The Market Today
Stocks Hit Record Highs as Record Year Comes to Close
by Craig Dismuke, Dudley Carter
CORONAVIRUS UPDATE (VS Coronavirus Chartbook – PDF)
Monitoring the Virus Headlines: It was a light day for virus headlines Monday, leaving the focus on the new round of economic aid that will soon be sent out into a slowing U.S. economic recovery. After markets closed, the House passed a bill to increase the size of the stimulus checks to be sent out to Americans by $1,400, from $600 to $2,000. The bill must still find support in the Republican-held Senate, where conservative lawmakers are likely to be more hesitant to add significantly to the $900 billion price tag of the new stimulus package. California’s governor said the state’s full current allotments of the Pfizer-BioNTech and Moderna vaccines should be received by the end of this week. Reports also indicated that the lockdown for the southern part of the state could be extended. More broadly, investors will wait for updated virus statistics later in the week to see if the drop in cases in recent days reflected an improvement in the outbreak or the expected lull from lower testing before a spike after the holiday break.

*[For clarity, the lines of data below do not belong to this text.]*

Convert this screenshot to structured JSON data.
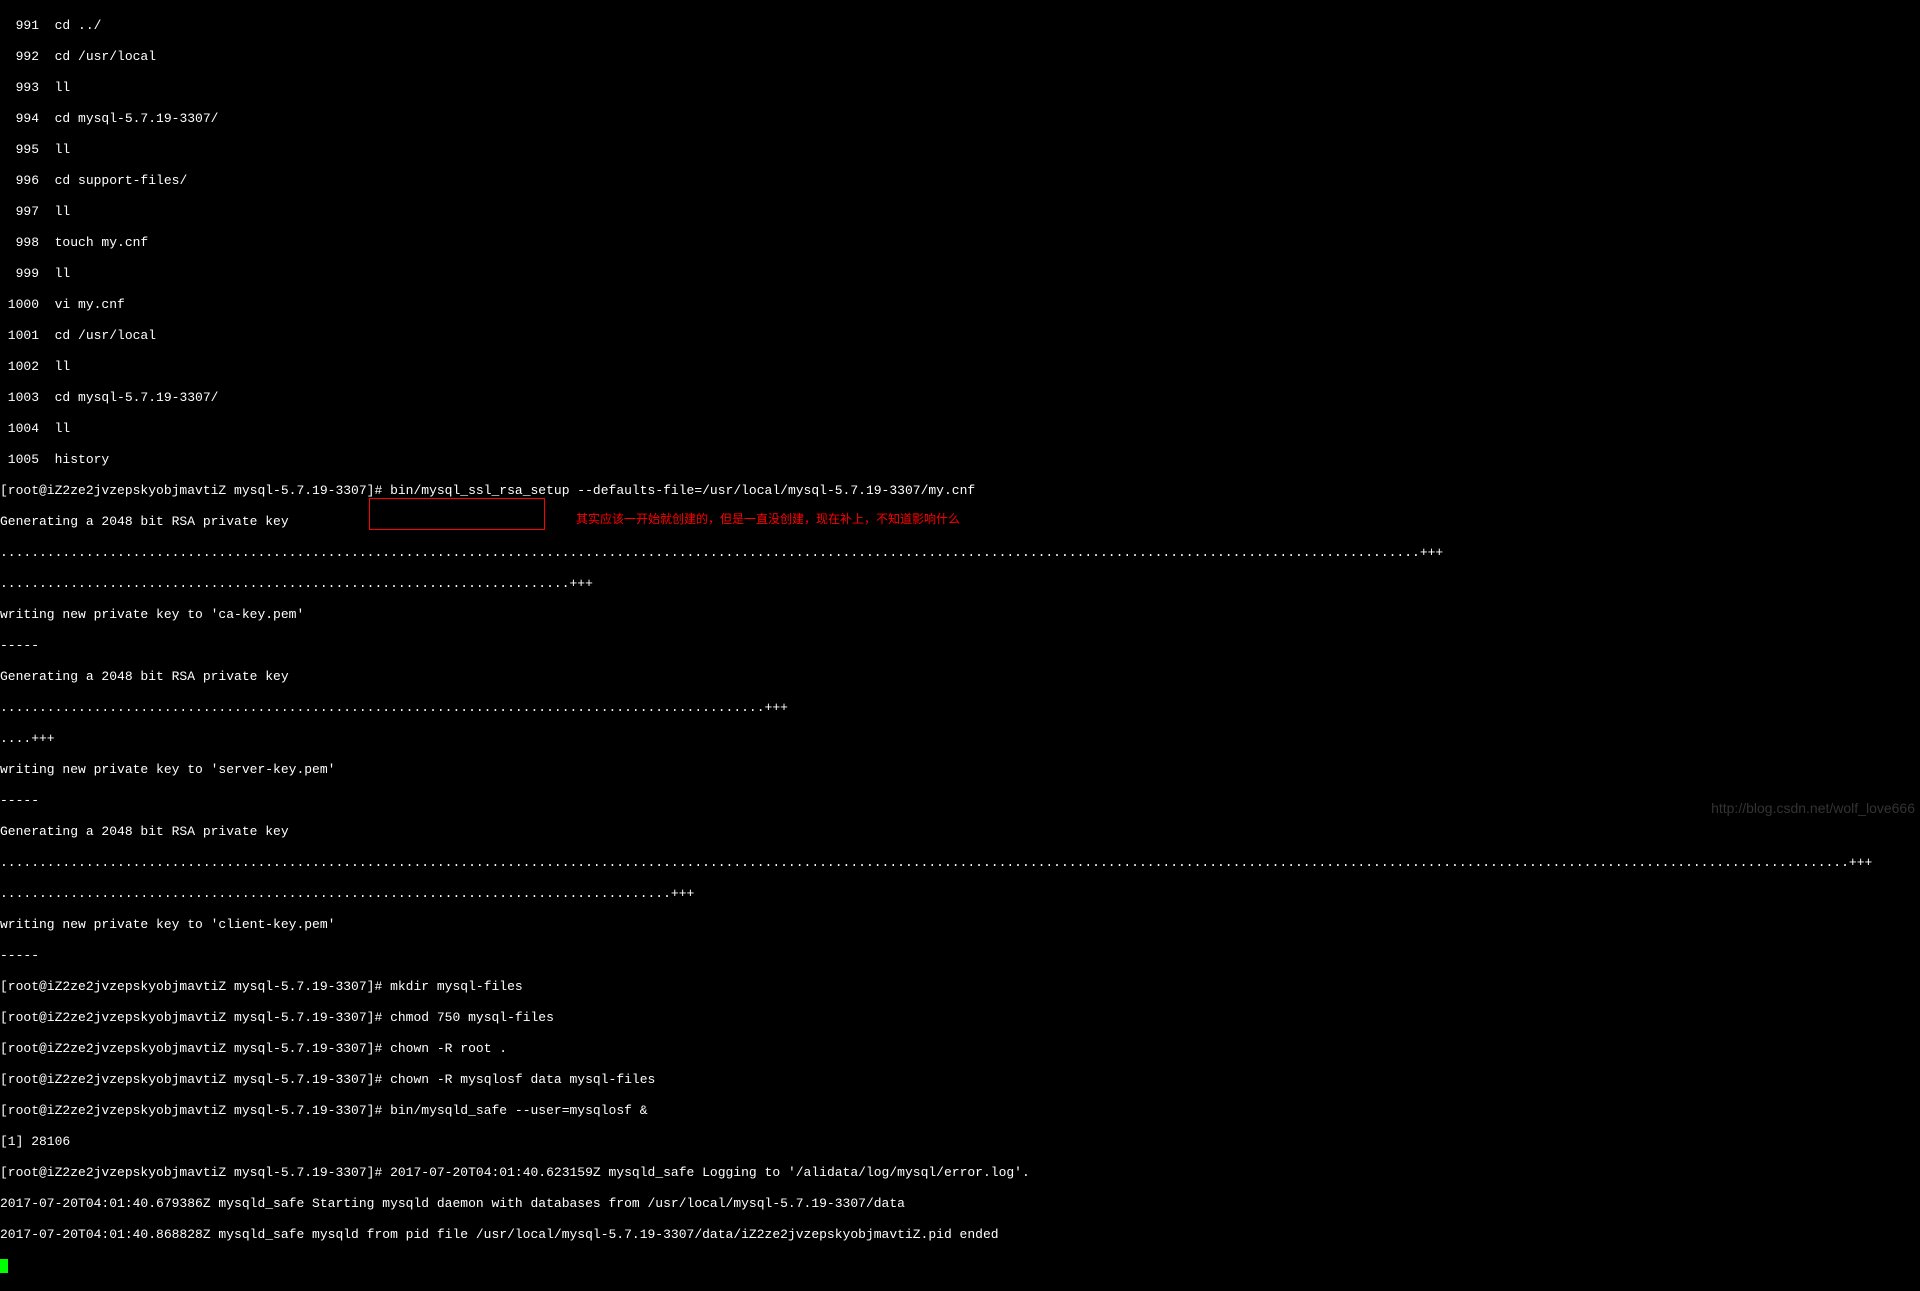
{
  "history": [
    {
      "num": "  991",
      "cmd": "  cd ../"
    },
    {
      "num": "  992",
      "cmd": "  cd /usr/local"
    },
    {
      "num": "  993",
      "cmd": "  ll"
    },
    {
      "num": "  994",
      "cmd": "  cd mysql-5.7.19-3307/"
    },
    {
      "num": "  995",
      "cmd": "  ll"
    },
    {
      "num": "  996",
      "cmd": "  cd support-files/"
    },
    {
      "num": "  997",
      "cmd": "  ll"
    },
    {
      "num": "  998",
      "cmd": "  touch my.cnf"
    },
    {
      "num": "  999",
      "cmd": "  ll"
    },
    {
      "num": " 1000",
      "cmd": "  vi my.cnf"
    },
    {
      "num": " 1001",
      "cmd": "  cd /usr/local"
    },
    {
      "num": " 1002",
      "cmd": "  ll"
    },
    {
      "num": " 1003",
      "cmd": "  cd mysql-5.7.19-3307/"
    },
    {
      "num": " 1004",
      "cmd": "  ll"
    },
    {
      "num": " 1005",
      "cmd": "  history"
    }
  ],
  "prompt": "[root@iZ2ze2jvzepskyobjmavtiZ mysql-5.7.19-3307]# ",
  "lines": {
    "ssl_setup": "bin/mysql_ssl_rsa_setup --defaults-file=/usr/local/mysql-5.7.19-3307/my.cnf",
    "gen1": "Generating a 2048 bit RSA private key",
    "dots1": "......................................................................................................................................................................................+++",
    "dots2": ".........................................................................+++",
    "writing1": "writing new private key to 'ca-key.pem'",
    "dashes": "-----",
    "gen2": "Generating a 2048 bit RSA private key",
    "dots3": "..................................................................................................+++",
    "dots4": "....+++",
    "writing2": "writing new private key to 'server-key.pem'",
    "gen3": "Generating a 2048 bit RSA private key",
    "dots5": ".............................................................................................................................................................................................................................................+++",
    "dots6": "......................................................................................+++",
    "writing3": "writing new private key to 'client-key.pem'",
    "mkdir": "mkdir mysql-files",
    "chmod": "chmod 750 mysql-files",
    "chown1": "chown -R root .",
    "chown2": "chown -R mysqlosf data mysql-files",
    "safe": "bin/mysqld_safe --user=mysqlosf &",
    "job": "[1] 28106",
    "log1": "2017-07-20T04:01:40.623159Z mysqld_safe Logging to '/alidata/log/mysql/error.log'.",
    "log2": "2017-07-20T04:01:40.679386Z mysqld_safe Starting mysqld daemon with databases from /usr/local/mysql-5.7.19-3307/data",
    "log3": "2017-07-20T04:01:40.868828Z mysqld_safe mysqld from pid file /usr/local/mysql-5.7.19-3307/data/iZ2ze2jvzepskyobjmavtiZ.pid ended"
  },
  "annotation": "其实应该一开始就创建的，但是一直没创建，现在补上，不知道影响什么",
  "watermark": "http://blog.csdn.net/wolf_love666"
}
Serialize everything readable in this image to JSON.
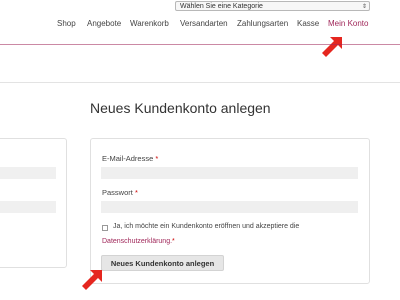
{
  "header": {
    "category_select": "Wählen Sie eine Kategorie",
    "nav": [
      "Shop",
      "Angebote",
      "Warenkorb",
      "Versandarten",
      "Zahlungsarten",
      "Kasse",
      "Mein Konto"
    ]
  },
  "main": {
    "title": "Neues Kundenkonto anlegen",
    "form": {
      "email_label": "E-Mail-Adresse",
      "password_label": "Passwort",
      "required_marker": "*",
      "consent_text": "Ja, ich möchte ein Kundenkonto eröffnen und akzeptiere die",
      "privacy_link": "Datenschutzerklärung.",
      "submit_label": "Neues Kundenkonto anlegen"
    }
  },
  "colors": {
    "accent": "#a0285a",
    "arrow": "#e5261f"
  },
  "icons": [
    "select-arrows-icon",
    "red-pointer-arrow-icon"
  ]
}
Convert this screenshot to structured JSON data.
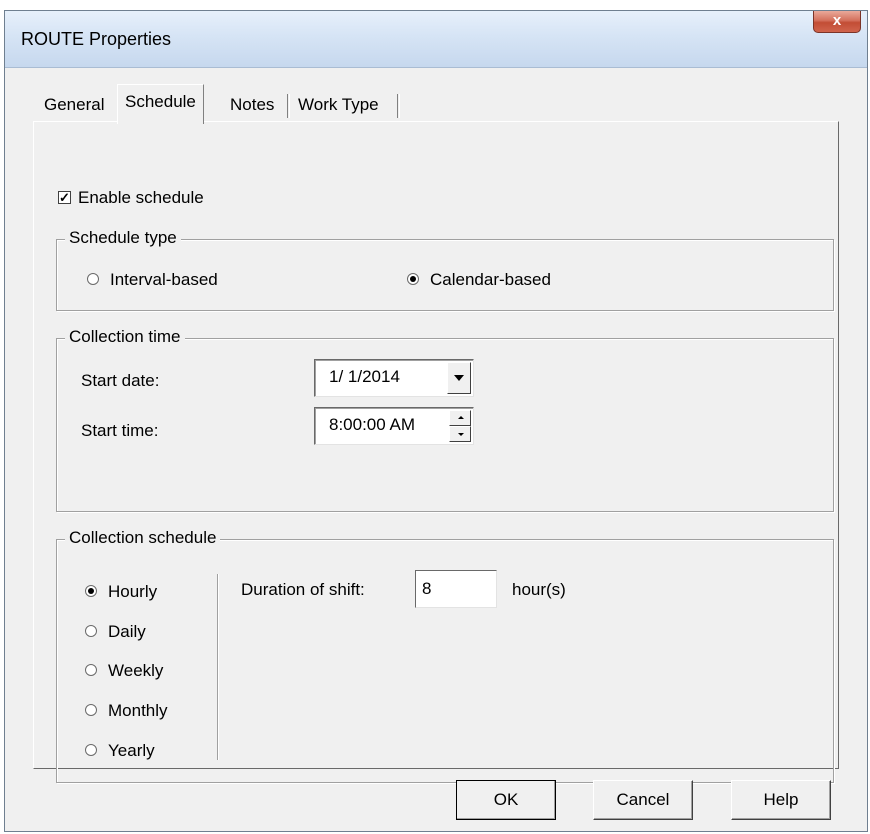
{
  "window": {
    "title": "ROUTE Properties",
    "close_glyph": "x"
  },
  "tabs": [
    {
      "label": "General",
      "active": false
    },
    {
      "label": "Schedule",
      "active": true
    },
    {
      "label": "Notes",
      "active": false
    },
    {
      "label": "Work Type",
      "active": false
    }
  ],
  "enable_schedule": {
    "label": "Enable schedule",
    "checked": true,
    "check_glyph": "✓"
  },
  "schedule_type": {
    "title": "Schedule type",
    "options": [
      {
        "label": "Interval-based",
        "checked": false
      },
      {
        "label": "Calendar-based",
        "checked": true
      }
    ]
  },
  "collection_time": {
    "title": "Collection time",
    "start_date_label": "Start date:",
    "start_date_value": "1/ 1/2014",
    "start_time_label": "Start time:",
    "start_time_value": "8:00:00 AM"
  },
  "collection_schedule": {
    "title": "Collection schedule",
    "options": [
      {
        "label": "Hourly",
        "checked": true
      },
      {
        "label": "Daily",
        "checked": false
      },
      {
        "label": "Weekly",
        "checked": false
      },
      {
        "label": "Monthly",
        "checked": false
      },
      {
        "label": "Yearly",
        "checked": false
      }
    ],
    "duration_label": "Duration of shift:",
    "duration_value": "8",
    "duration_unit": "hour(s)"
  },
  "buttons": {
    "ok": "OK",
    "cancel": "Cancel",
    "help": "Help"
  }
}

Home Prices and Senate Decisions: The only economic report on the calendar today is the October home price report from S&P CoreLogic. Prices are expected to continue their recent run, rising another 1.0% in October. All eyes will also be on the Senate where a bill increasing direct stimulus checks from $600 to $2,000 will land when their session resumes today. The proposal was not popular with Republicans in the House and will require 60 votes to pass the Senate. Also on the Senate’s plate, deciding on joining the House in overriding the President’s veto of the National Defense Authorization Act.
Stocks Hit Records after President Trump Reluctantly Signed Off on “Disgraceful” Bipartisan Aid Bill: Stocks’ early gains stuck around until Monday’s close after President Trump signed the $2.4 trillion consolidated spending bill that funds the government through September 2021 and includes roughly $900 billion in new emergency aid. His decision to sign the legislation late Sunday, which prevented a government shutdown at midnight Monday and removes the risk of a fiscal cliff for millions of unemployed Americans at year-end, came after his strong public dissent to the size of the economic payments to Americans and line items in the broader spending bill he believed were a wasteful use of resources. U.S. equity futures had risen overnight alongside indices in Asia and Europe, an early prediction of the strength that ultimately lifted the S&P 500 0.9% and to a new record close. The Dow and Nasdaq both gained 0.7%, also reaching new all-time highs. Treasury yields had climbed overnight with equity futures, sending the 10-year yield as high as 0.96% just prior to the beginning of U.S. trading. However, the benchmark yield drifted back throughout the day, finishing flat near the daily lows at 0.92%. After markets closed, the House voted in favor of raising the economic impact payments from $600 to $2,000, sending the bill to the Republican-held Senate where the probability of successful passage is less clear.
Global Stocks Rise as U.S. Stimulus and Brexit Remove Some Risks from Early 2021 Outlook: Foreign equities are stronger Tuesday following yesterday’s records on Wall Street and futures are pointing to the major U.S. indices resetting those all-time highs at the opening bell. Equities rose 1.0% across Asia and Europe’s Stoxx was 0.9% higher prior to the start of U.S. trading. The latest jolt to optimism came from the successful passage of additional emergency stimulus in the U.S and a post-Brexit trade deal between the EU and U.K. While additional stimulus for the U.S. economy is now on its way, investors will be watching to see if the Republican-led Senate agrees to increase direct payments to Americans from $600 to $2,000 after the House voted to do so Monday evening. Japan’s Nikkei 225 led all gains with a 2.7% jump and provided the latest reminder of how powerful rescue efforts from policy makers, both fiscal and monetary, have been. The index hit its highest level since 1990 despite the dire health effects and devastating economic consequences caused by the pandemic. The U.K.’s FTSE 100 was up by more than 2% and leading all gains across Europe in its first trading day since the agreement was struck on Christmas Eve. Ambassadors from the remaining 27 EU countries voted to approve the trade agreement for implementation on January 1. At 7:40 a.m. CT, U.S. equity futures were firmer by around 0.4% and Treasury yields had edged higher, with the 10-year yield climbing 1.7 bps to 0.94%.
Dallas Fed Manufacturing Index Dips in December but Many Key Components Improve: While the Dallas Fed’s headline manufacturing index signaled some weakness in December, many of the details firmed up from November. The headline index fell from 12.0 to 9.7, slightly worse than the 11.6 economists had expected. However, current production rose solidly to match its best level since 2018, new orders and shipments both recovered to hit their second strongest levels in more than two years, and employment jumped to its highest level since October 2018. Looking ahead six months, new order expectations cooled but the outlook for production, shipments, and employment all gained. Manufacturing has been one of the more resilient sectors amid the current virus surge that has slowed activity elsewhere, including in the important services sectors.